In its report, the ADB said fiscal adjustments are expected in this fiscal year that will further suppress domestic demand, and demand contraction will keep growth in manufacturing subdued.
However, agriculture is expected to recover from weather-induced contraction this year, with major incentives in the government’s agriculture support package included in the budget for FY2020.
The ADB has not commented on the reality of the fiscal targets, although it mentioned these budgetary projections in the report.
The economic reform programme, which is supported by the IMF, envisages a multiyear strategy for revenue mobilisation to pare public debt to a sustainable level, according to the lender.
The ADB said the budget deficit in this fiscal year is expected to equal 7.2% of GDP—still large but 1.7 percentage point lower than the last fiscal year. The financing of the deficit is expected to come mostly from external and non-bank sources.

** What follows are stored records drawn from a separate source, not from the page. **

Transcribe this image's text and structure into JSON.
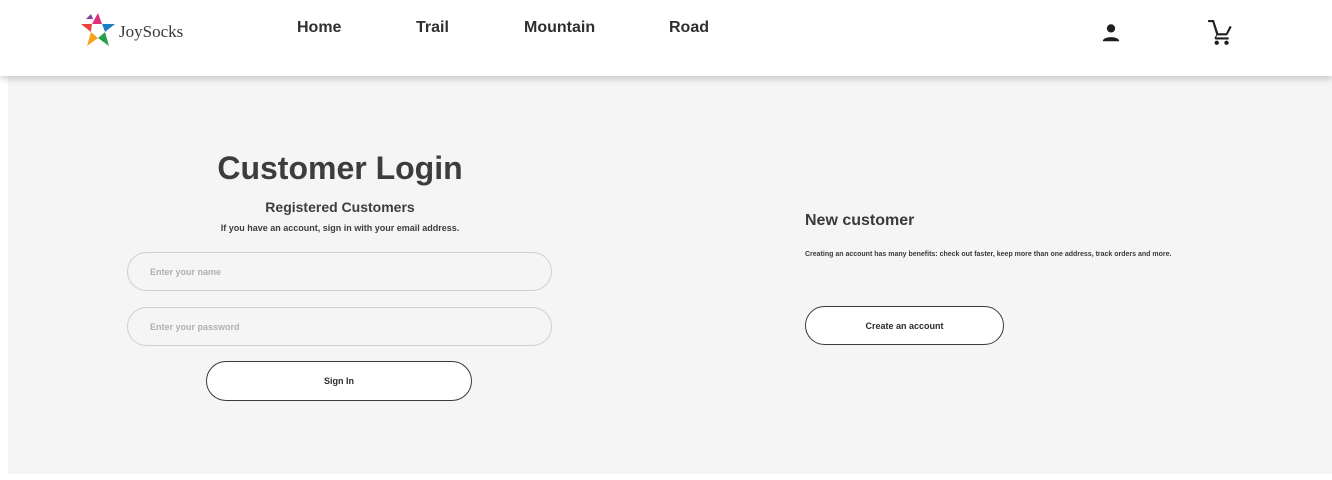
{
  "brand": {
    "name": "JoySocks",
    "logo_colors": [
      "#e8413a",
      "#f7a21b",
      "#2a9d4a",
      "#1d7fc1",
      "#8a3f9a",
      "#e0307a"
    ]
  },
  "nav": {
    "items": [
      {
        "label": "Home"
      },
      {
        "label": "Trail"
      },
      {
        "label": "Mountain"
      },
      {
        "label": "Road"
      }
    ],
    "account_icon": "user-icon",
    "cart_icon": "cart-icon"
  },
  "login": {
    "title": "Customer Login",
    "subtitle": "Registered Customers",
    "hint": "If you have an account, sign in with your email address.",
    "name_placeholder": "Enter your name",
    "password_placeholder": "Enter your password",
    "sign_in_label": "Sign In"
  },
  "new_customer": {
    "title": "New customer",
    "description": "Creating an account has many benefits: check out faster, keep more than one address, track orders and more.",
    "create_label": "Create an account"
  },
  "colors": {
    "page_bg": "#f4f5f4",
    "text": "#3a3a3a",
    "button_border": "#3a3a3a"
  }
}
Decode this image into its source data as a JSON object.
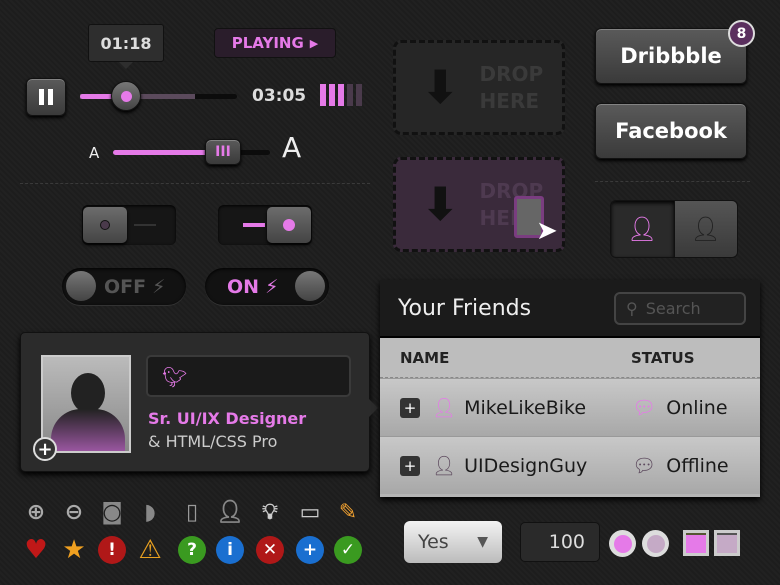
{
  "player": {
    "current_time": "01:18",
    "status": "PLAYING",
    "total_time": "03:05",
    "progress": 0.3,
    "buffered": 0.73,
    "volume_bars": 5,
    "volume_level": 3
  },
  "font_slider": {
    "small_label": "A",
    "large_label": "A",
    "value": 0.62
  },
  "toggles": [
    {
      "state": "off"
    },
    {
      "state": "on"
    }
  ],
  "switches": {
    "off_label": "OFF",
    "on_label": "ON"
  },
  "profile": {
    "title": "Sr. UI/IX Designer",
    "subtitle": "& HTML/CSS Pro",
    "twitter_value": ""
  },
  "icons_row1": [
    "zoom-in-icon",
    "zoom-out-icon",
    "bucket-icon",
    "bucket-tilted-icon",
    "phone-import-icon",
    "add-user-icon",
    "lightbulb-icon",
    "speech-bubble-icon",
    "pencil-icon"
  ],
  "icons_row2": [
    "heart-icon",
    "star-icon",
    "error-icon",
    "warning-icon",
    "help-icon",
    "info-icon",
    "close-icon",
    "add-icon",
    "check-icon"
  ],
  "drop": {
    "label_line1": "DROP",
    "label_line2": "HERE"
  },
  "buttons": {
    "dribbble": "Dribbble",
    "dribbble_badge": "8",
    "facebook": "Facebook"
  },
  "friends": {
    "title": "Your Friends",
    "search_placeholder": "Search",
    "col_name": "NAME",
    "col_status": "STATUS",
    "rows": [
      {
        "name": "MikeLikeBike",
        "status": "Online"
      },
      {
        "name": "UIDesignGuy",
        "status": "Offline"
      }
    ]
  },
  "form": {
    "select_value": "Yes",
    "number_value": "100"
  },
  "colors": {
    "accent": "#e57ae8",
    "background": "#1d1d1d"
  }
}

Resource allocation indicates a shift toward external borrowing, with net external financing estimated at Rs1.8 trillion, or 4.2% of GDP. Financing from nonbank sources is projected at Rs833 billion, or 1.9% of the GDP.
With the further narrowing of the trade deficit and a continued positive trend in workers’ remittances, the current account deficit is projected to narrow further to 2.8% of GDP in FY2020 -0.2% lower than the earlier ADB projections but higher than the government estimates.
The import payments will remain subdued, reflecting weak economic activity and the pass-through of past rupee depreciation against the US dollar.
The real effective exchange rate is now thought to be near equilibrium, and a lower and more stable rupee is expected to improve export competitiveness, said the ADB.
The ADB hoped that the foreign direct investment should revive as investors’ confidence is restored with the implementation of the IMF stabilization and reform programme.
This should also help bring additional finance from multilateral institutions and other international partners. Along with the activation of a Saudi oil facility with potential disbursements of $1 billion in the current fiscal year, these developments are expected to raise foreign exchange reserves to reach more than $10 billion by the end of FY2020.
The bad performance last year
The ADB said the economic growth rate slipped to 3.3% in the last fiscal year due to lower investment amid policy uncertainty and persistent macroeconomic imbalances. In the last fiscal year, contraction in gross fixed investment trimmed growth by 1.3 percentage points, mostly reflecting significantly reduced public investment as the government cut development spending and the near completion of energy and transport projects, including those initiated under the China-Pakistan Economic Corridor.